Pulp and paper waste

Results of a research project released in June by Biome Bioplastics, one of the UK’s leading developers of natural plastics, demonstrated the feasibility of extracting organic chemicals from lignin — a complex hydrocarbon that helps to provide structural support in plants and trees — for the manufacture of bioplastics. As a waste product of the pulp and paper industry, lignin is an abundant and low-cost feedstock for high-performance chemicals that Biome says could provide the foundation for the next generation of bioplastics.

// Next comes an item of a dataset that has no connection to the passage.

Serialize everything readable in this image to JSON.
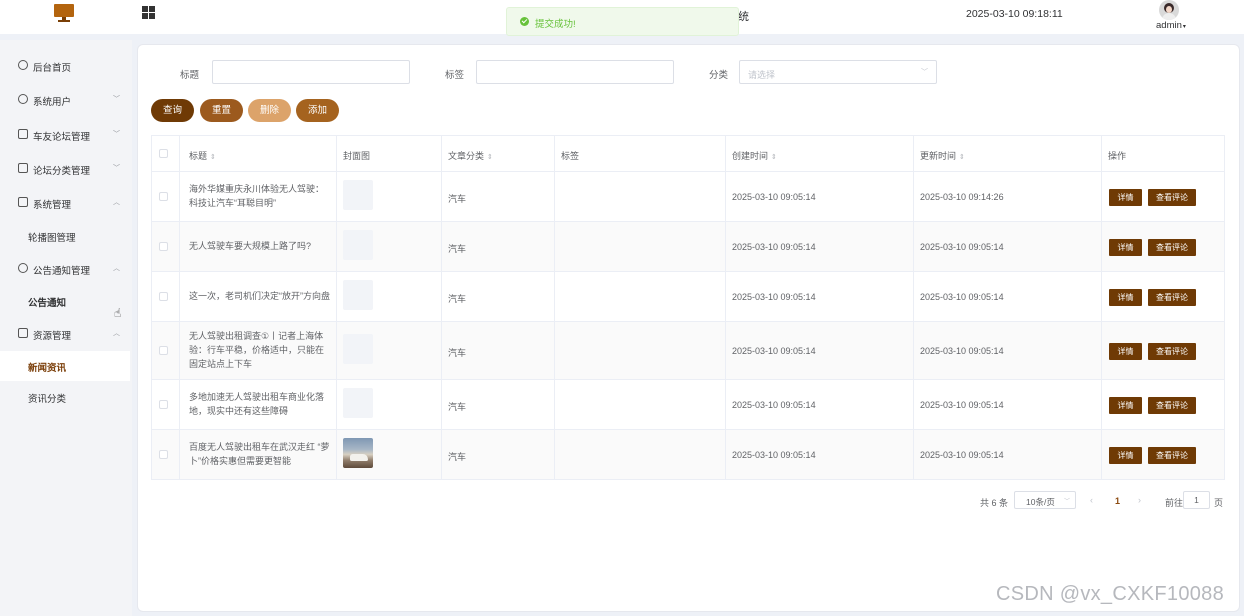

And UK waste-management company Network Waste announced in September it has been working with the Adapt Low Carbon Group at the University of East Anglia on a project that could lead to paper waste being turned into bioplastic. The two are partnering on a project involving paper crumb — the waste from paper milling — in cooperation with a Network Waste customer that produces up to 7,000 tons of damp paper crumb per year at its mill. The waste is currently spread on land through an energy-intensive process that requires removal of large amounts of water — the company asked Adapt to investigate whether a more sustainable commercial use could be found for the material. The teams are exploring the conversion of paper crumb into intermediates that can be used in the bioplastic manufacturing process; the crumb could also be used in the construction industry to be blended with concrete.

These are just a few of the promising innovations we heard about this year. Please let us know about any we may have missed!